Durham Cathedral is celebrating the one year anniversary of its online community, which developed following the cathedrals decision to livestream daily services on Facebook at the start of the UK’s first lockdown.
Durham Cathedral was among the first cathedrals to livestream its daily services on Facebook as the UK went in to lockdown in early 2020, and six months later launched a Community of Prayer to support and foster the growing community of loyal online worshippers.
During the COVID-19 pandemic, close-knit communities of worshippers became familiar with congregating virtually on livestreams of services, and remarkably, the community has continued to thrive as congregations returned to churches, with around 500 people still regularly connecting with the cathedral’s live-streamed services.
Canon Charlie Allen, the member of clergy who established the Community of Prayer, says about its formation, “As the names of those commenting on livestreamed services became familiar and people started getting to know one another online, together we saw an opportunity to build a community with Durham Cathedral’s rhythm of prayer as its heart, regardless of geographic distance.”

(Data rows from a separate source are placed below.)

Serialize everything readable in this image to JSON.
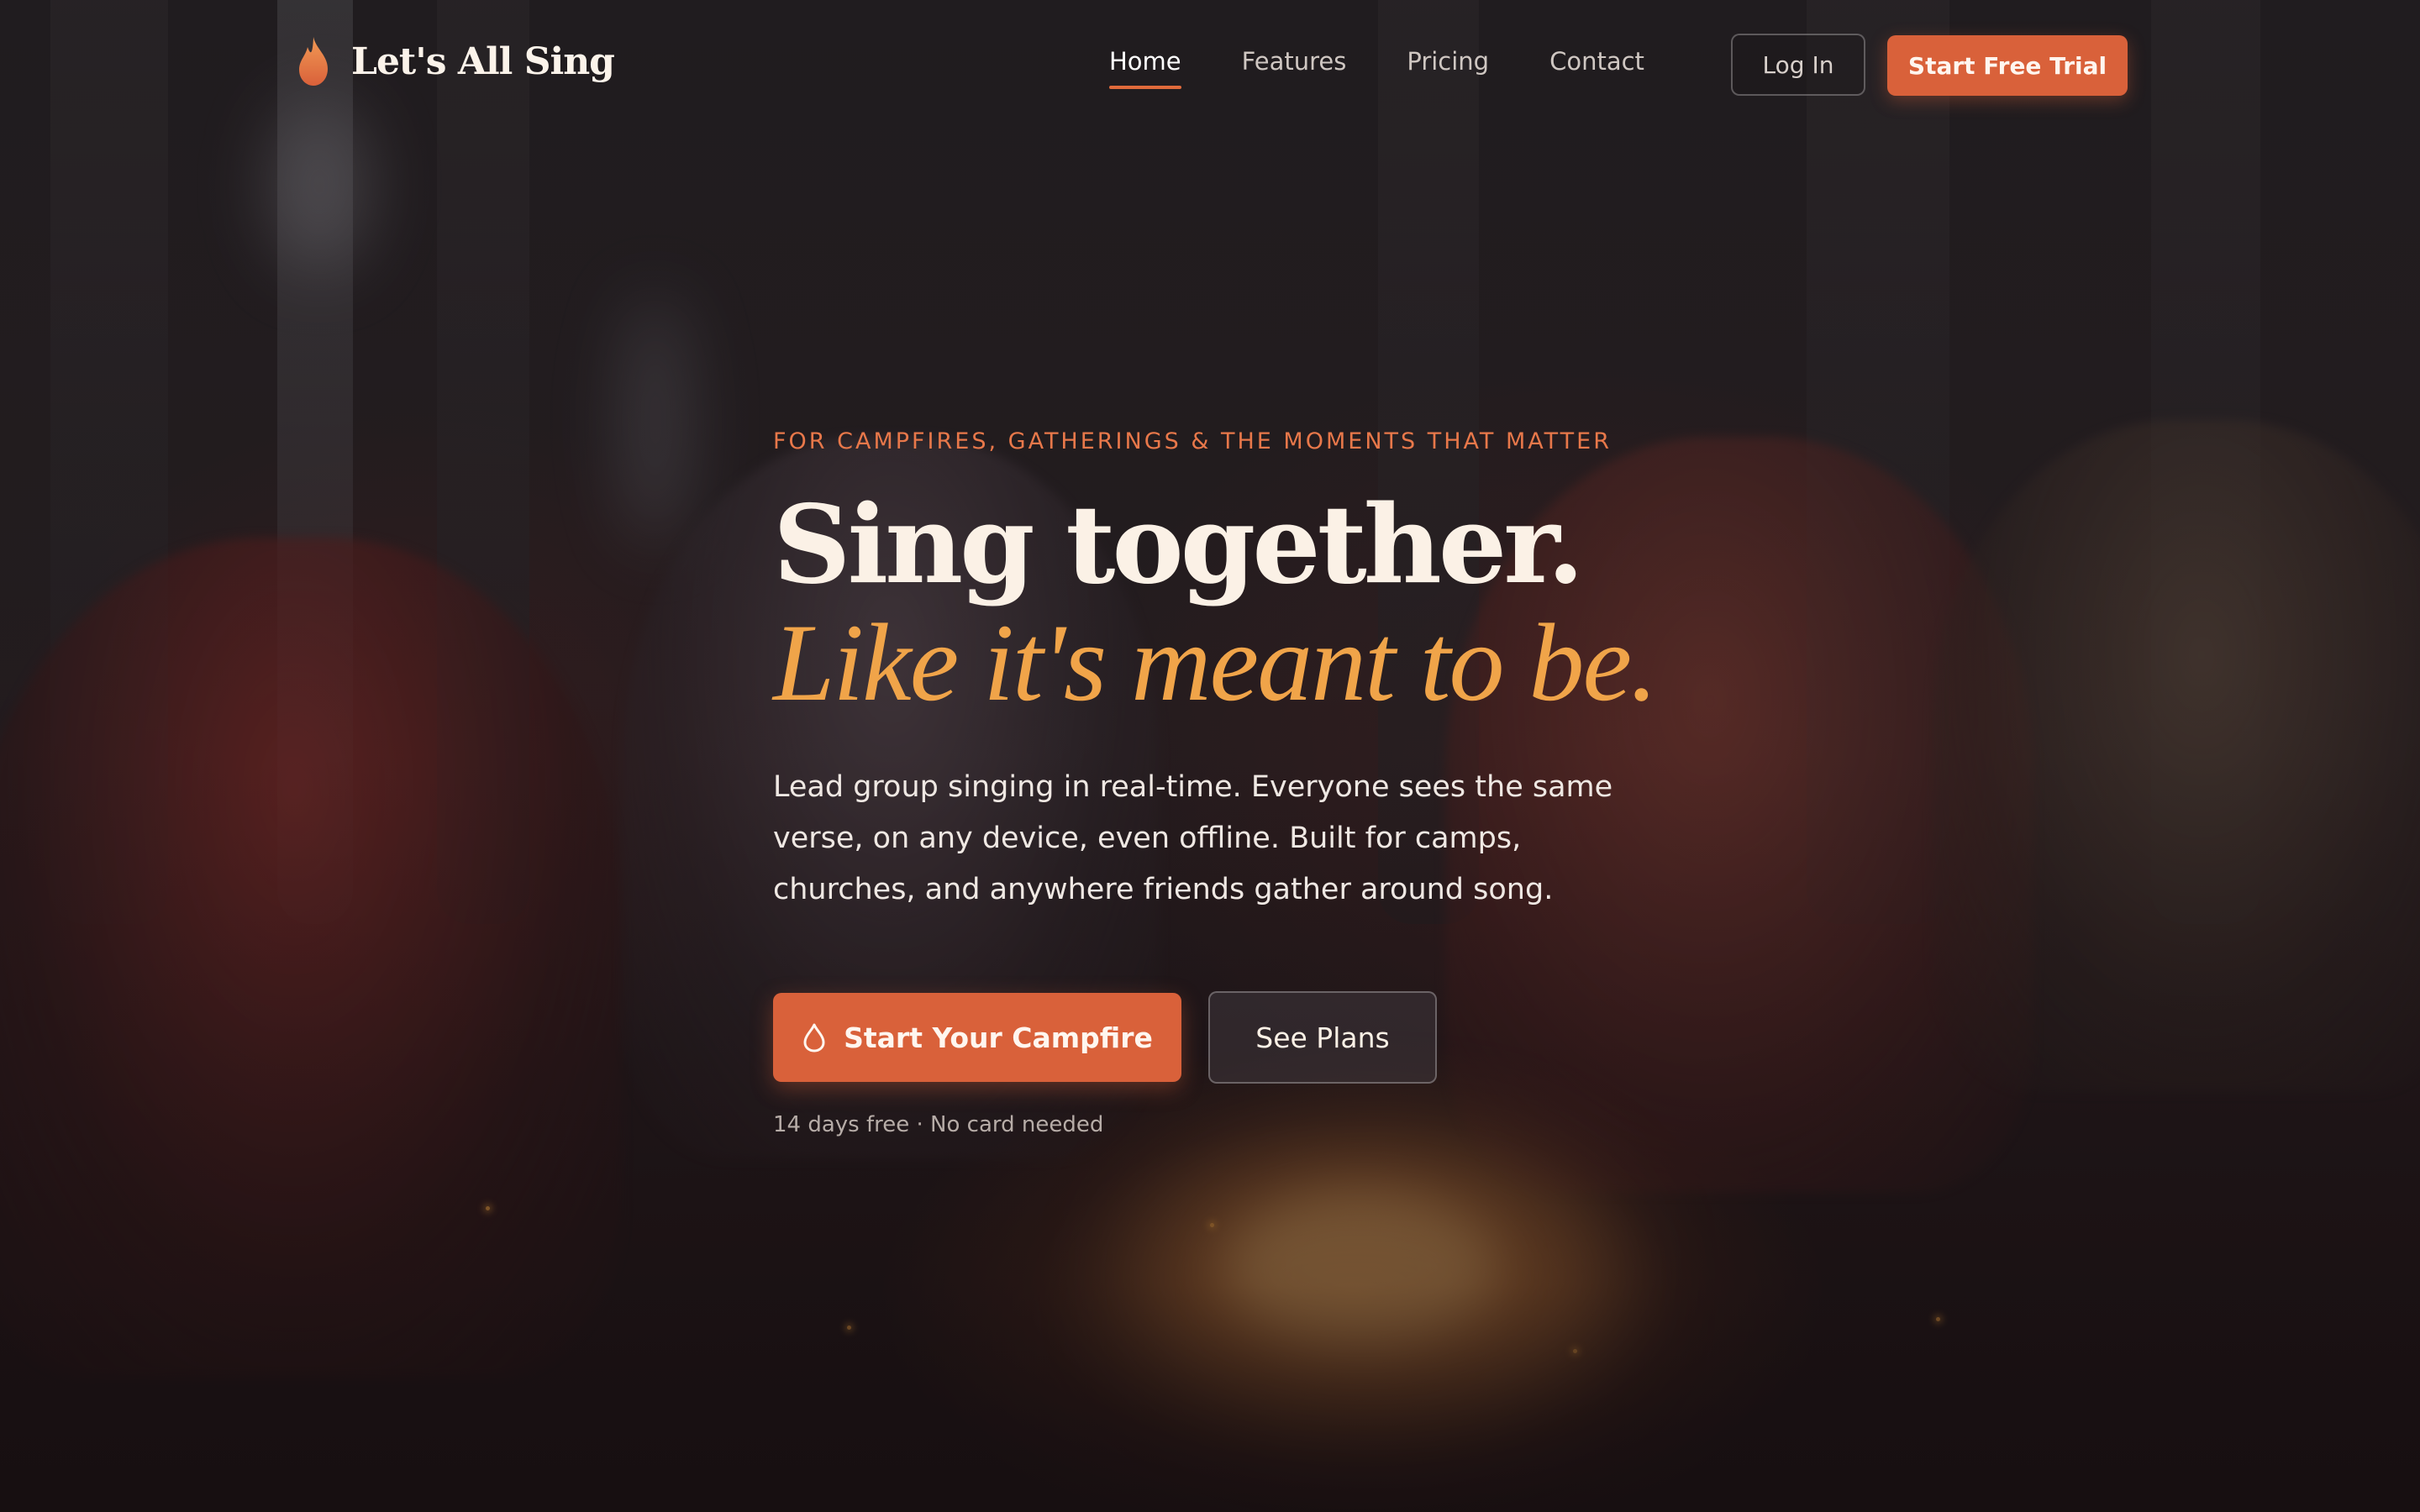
{
  "brand": {
    "name": "Let's All Sing",
    "logo_icon": "flame-icon",
    "accent": "#d9613a",
    "highlight": "#f0a449"
  },
  "nav": {
    "links": [
      {
        "label": "Home",
        "active": true
      },
      {
        "label": "Features",
        "active": false
      },
      {
        "label": "Pricing",
        "active": false
      },
      {
        "label": "Contact",
        "active": false
      }
    ],
    "login_label": "Log In",
    "trial_label": "Start Free Trial"
  },
  "hero": {
    "eyebrow": "FOR CAMPFIRES, GATHERINGS & THE MOMENTS THAT MATTER",
    "title_line1": "Sing together.",
    "title_line2": "Like it's meant to be.",
    "description": "Lead group singing in real-time. Everyone sees the same verse, on any device, even offline. Built for camps, churches, and anywhere friends gather around song.",
    "primary_cta": "Start Your Campfire",
    "primary_cta_icon": "drop-icon",
    "secondary_cta": "See Plans",
    "fine_print": "14 days free · No card needed"
  }
}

Earlier this week, an online service to mark the first year of Durham Cathedral’s Community of Prayer took place to celebrate the success of this unique project which brings together Christians from across the world.
The community, currently 370 members strong, exists to nurture people on their journey of faith through online worship and virtual gatherings, and is designed to complement experiences with members’ local church communities. Many members, who come world-wide from Australia, Finland, Canada and the Philippines as well as places closer to home in County Durham, have expressed a strong sense of ‘belonging’ to Durham Cathedral that has endured over the past year.

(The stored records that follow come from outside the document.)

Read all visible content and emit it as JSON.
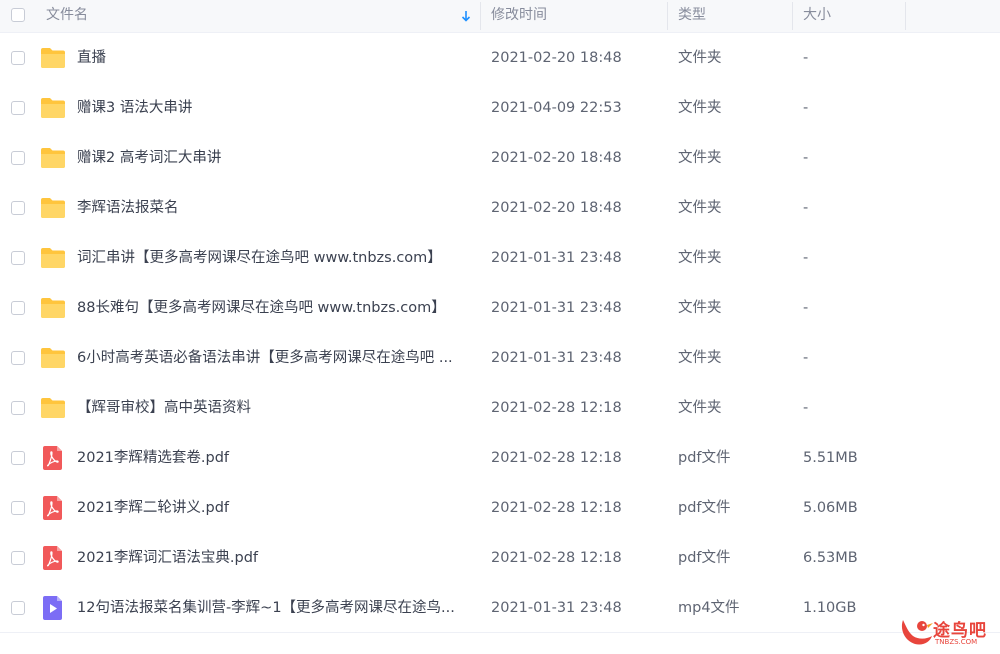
{
  "header": {
    "name": "文件名",
    "time": "修改时间",
    "type": "类型",
    "size": "大小"
  },
  "colors": {
    "folder": "#ffc53d",
    "pdf": "#f1595a",
    "video": "#7c6df5",
    "sort_arrow": "#1e90ff",
    "watermark": "#e8453c"
  },
  "rows": [
    {
      "icon": "folder-icon",
      "name": "直播",
      "time": "2021-02-20 18:48",
      "type": "文件夹",
      "size": "-"
    },
    {
      "icon": "folder-icon",
      "name": "赠课3 语法大串讲",
      "time": "2021-04-09 22:53",
      "type": "文件夹",
      "size": "-"
    },
    {
      "icon": "folder-icon",
      "name": "赠课2  高考词汇大串讲",
      "time": "2021-02-20 18:48",
      "type": "文件夹",
      "size": "-"
    },
    {
      "icon": "folder-icon",
      "name": "李辉语法报菜名",
      "time": "2021-02-20 18:48",
      "type": "文件夹",
      "size": "-"
    },
    {
      "icon": "folder-icon",
      "name": "词汇串讲【更多高考网课尽在途鸟吧 www.tnbzs.com】",
      "time": "2021-01-31 23:48",
      "type": "文件夹",
      "size": "-"
    },
    {
      "icon": "folder-icon",
      "name": "88长难句【更多高考网课尽在途鸟吧 www.tnbzs.com】",
      "time": "2021-01-31 23:48",
      "type": "文件夹",
      "size": "-"
    },
    {
      "icon": "folder-icon",
      "name": "6小时高考英语必备语法串讲【更多高考网课尽在途鸟吧 ...",
      "time": "2021-01-31 23:48",
      "type": "文件夹",
      "size": "-"
    },
    {
      "icon": "folder-icon",
      "name": "【辉哥审校】高中英语资料",
      "time": "2021-02-28 12:18",
      "type": "文件夹",
      "size": "-"
    },
    {
      "icon": "pdf-icon",
      "name": "2021李辉精选套卷.pdf",
      "time": "2021-02-28 12:18",
      "type": "pdf文件",
      "size": "5.51MB"
    },
    {
      "icon": "pdf-icon",
      "name": "2021李辉二轮讲义.pdf",
      "time": "2021-02-28 12:18",
      "type": "pdf文件",
      "size": "5.06MB"
    },
    {
      "icon": "pdf-icon",
      "name": "2021李辉词汇语法宝典.pdf",
      "time": "2021-02-28 12:18",
      "type": "pdf文件",
      "size": "6.53MB"
    },
    {
      "icon": "video-icon",
      "name": "12句语法报菜名集训营-李辉~1【更多高考网课尽在途鸟...",
      "time": "2021-01-31 23:48",
      "type": "mp4文件",
      "size": "1.10GB"
    }
  ],
  "watermark": {
    "text": "途鸟吧",
    "sub": "TNBZS.COM"
  }
}
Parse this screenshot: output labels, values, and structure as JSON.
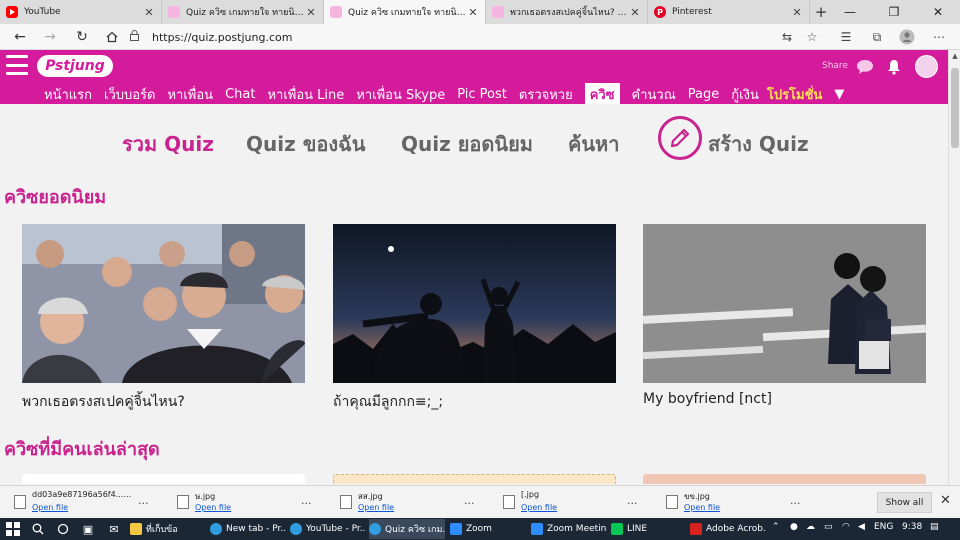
{
  "browser": {
    "tabs": [
      {
        "title": "YouTube",
        "icon_color": "#ff0000",
        "active": false
      },
      {
        "title": "Quiz ควิซ เกมทายใจ ทายนิสัย เกม",
        "icon_color": "#d41b9c",
        "active": false
      },
      {
        "title": "Quiz ควิซ เกมทายใจ ทายนิสัย เกม",
        "icon_color": "#d41b9c",
        "active": true
      },
      {
        "title": "พวกเธอตรงสเปคคู่จิ้นไหน? - Quiz",
        "icon_color": "#d41b9c",
        "active": false
      },
      {
        "title": "Pinterest",
        "icon_color": "#e60023",
        "active": false
      }
    ],
    "new_tab_glyph": "+",
    "url": "https://quiz.postjung.com",
    "window_controls": {
      "minimize": "—",
      "maximize": "❐",
      "close": "✕"
    }
  },
  "site": {
    "logo_text": "Pstjung",
    "share_label": "Share",
    "nav": [
      {
        "label": "หน้าแรก"
      },
      {
        "label": "เว็บบอร์ด"
      },
      {
        "label": "หาเพื่อน"
      },
      {
        "label": "Chat"
      },
      {
        "label": "หาเพื่อน Line"
      },
      {
        "label": "หาเพื่อน Skype"
      },
      {
        "label": "Pic Post"
      },
      {
        "label": "ตรวจหวย"
      },
      {
        "label": "ควิซ"
      },
      {
        "label": "คำนวณ"
      },
      {
        "label": "Page"
      },
      {
        "label": "กู้เงิน"
      },
      {
        "label": "โปรโมชั่น"
      },
      {
        "label": "▼"
      }
    ]
  },
  "quiz_tabs": {
    "all": "รวม Quiz",
    "mine": "Quiz ของฉัน",
    "popular": "Quiz ยอดนิยม",
    "search": "ค้นหา",
    "create": "สร้าง Quiz"
  },
  "sections": {
    "popular_title": "ควิซยอดนิยม",
    "recent_title": "ควิซที่มีคนเล่นล่าสุด"
  },
  "popular_cards": [
    {
      "title": "พวกเธอตรงสเปคคู่จิ้นไหน?"
    },
    {
      "title": "ถ้าคุณมีลูกกก≡;_;"
    },
    {
      "title": "My boyfriend [nct]"
    }
  ],
  "downloads": {
    "items": [
      {
        "name": "dd03a9e87196a56f4....jpg",
        "action": "Open file"
      },
      {
        "name": "ษ.jpg",
        "action": "Open file"
      },
      {
        "name": "สส.jpg",
        "action": "Open file"
      },
      {
        "name": "[.jpg",
        "action": "Open file"
      },
      {
        "name": "ขข.jpg",
        "action": "Open file"
      }
    ],
    "more_glyph": "...",
    "show_all": "Show all",
    "close_glyph": "✕"
  },
  "taskbar": {
    "apps": [
      {
        "label": "ที่เก็บข้อ",
        "color": "#f2c744"
      },
      {
        "label": "New tab - Pr...",
        "color": "#2f9de0"
      },
      {
        "label": "YouTube - Pr...",
        "color": "#2f9de0"
      },
      {
        "label": "Quiz ควิซ เกม...",
        "color": "#2f9de0"
      },
      {
        "label": "Zoom",
        "color": "#2d8cff"
      },
      {
        "label": "Zoom Meeting",
        "color": "#2d8cff"
      },
      {
        "label": "LINE",
        "color": "#06c755"
      },
      {
        "label": "Adobe Acrob...",
        "color": "#d7221f"
      }
    ],
    "lang": "ENG",
    "time": "9:38"
  }
}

Canon Allen, who gave an address at Monday’s anniversary service, continues, “The community has gone from strength to strength over the past year, with new members joining every day. Durham Cathedral’s online and physically gathered communities are equally treasured. There is crossover between the groups which allows people to maintain their worshipping habits as their circumstances change, including those who would normally join us in person but are now housebound, and students who split time between home and university.”

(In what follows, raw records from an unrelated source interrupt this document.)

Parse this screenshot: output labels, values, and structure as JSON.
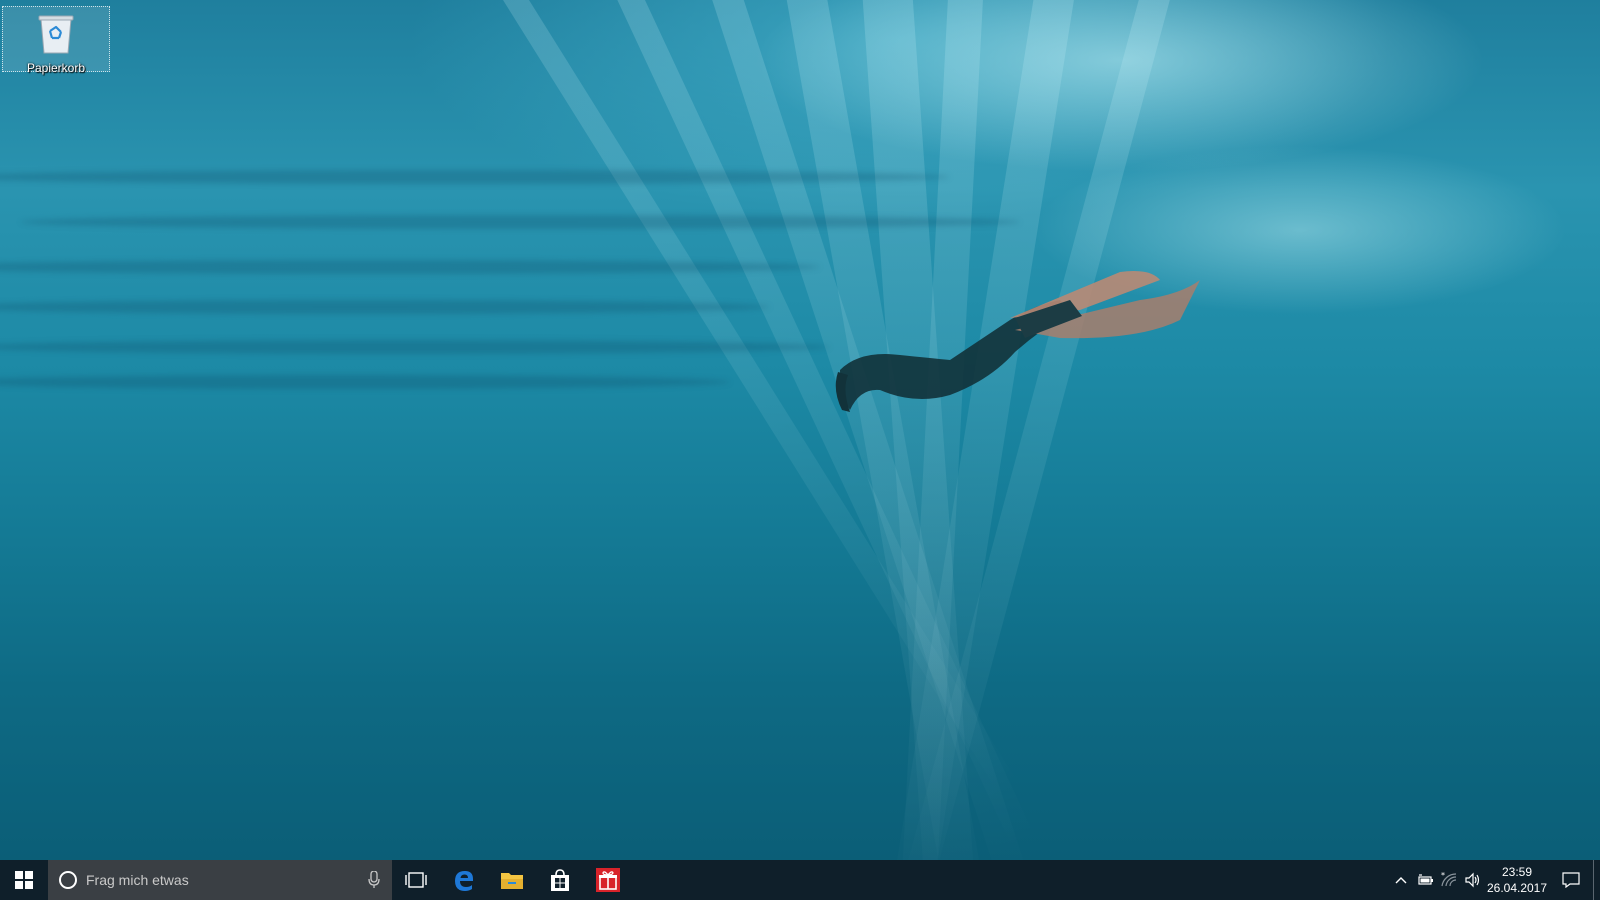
{
  "desktop": {
    "icons": [
      {
        "label": "Papierkorb",
        "icon": "recycle-bin-icon"
      }
    ]
  },
  "taskbar": {
    "start_icon": "windows-logo-icon",
    "search": {
      "placeholder": "Frag mich etwas",
      "cortana_icon": "cortana-circle-icon",
      "mic_icon": "microphone-icon"
    },
    "task_view_icon": "task-view-icon",
    "apps": [
      {
        "name": "Microsoft Edge",
        "icon": "edge-icon"
      },
      {
        "name": "Datei-Explorer",
        "icon": "folder-icon"
      },
      {
        "name": "Store",
        "icon": "store-icon"
      },
      {
        "name": "Geschenk-App",
        "icon": "gift-icon"
      }
    ],
    "tray": {
      "icons": [
        "chevron-up-icon",
        "battery-plug-icon",
        "wifi-icon",
        "speaker-icon"
      ],
      "time": "23:59",
      "date": "26.04.2017",
      "action_center_icon": "notification-icon"
    },
    "colors": {
      "taskbar_bg": "#0f1f2a",
      "search_bg": "#3a3f44",
      "edge_blue": "#1e78d7",
      "folder_yellow": "#f4c542",
      "gift_red": "#d8232a"
    }
  }
}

Anne Robertson from Gateshead is pursuing a life in ministry and has been a member of the Community of Prayer since it first began. She says, “The members of the Community of Prayer have been massively supportive over the past year, not only as regards my journey into ministry, but also over this summer when my Mum was diagnosed with terminal cancer and passed away a few short weeks later.”
Members of the community are encouraged to support each other on the journey of faith, and pledge to follow the cathedral’s daily rhythm of online worship. The Community also offers frequent online Quiet Days which encourage participants to reflect on a given theme, and virtual gatherings and online spaces for connecting with members.
Durham Cathedral looks forward to a bright future for the Community of Prayer and its live streaming of services. Many cathedrals dialed down their livestreams when in-person worshipping was able to return, whereas Durham Cathedral saw the value it brought to digital audiences. Members have spoken about how much they value friendly encouragement by fellow pilgrims on the way of faith. Despite the suffering and hardship endured by so many during the pandemic, the Community of Prayer’s story is one of the joy and hope of its members.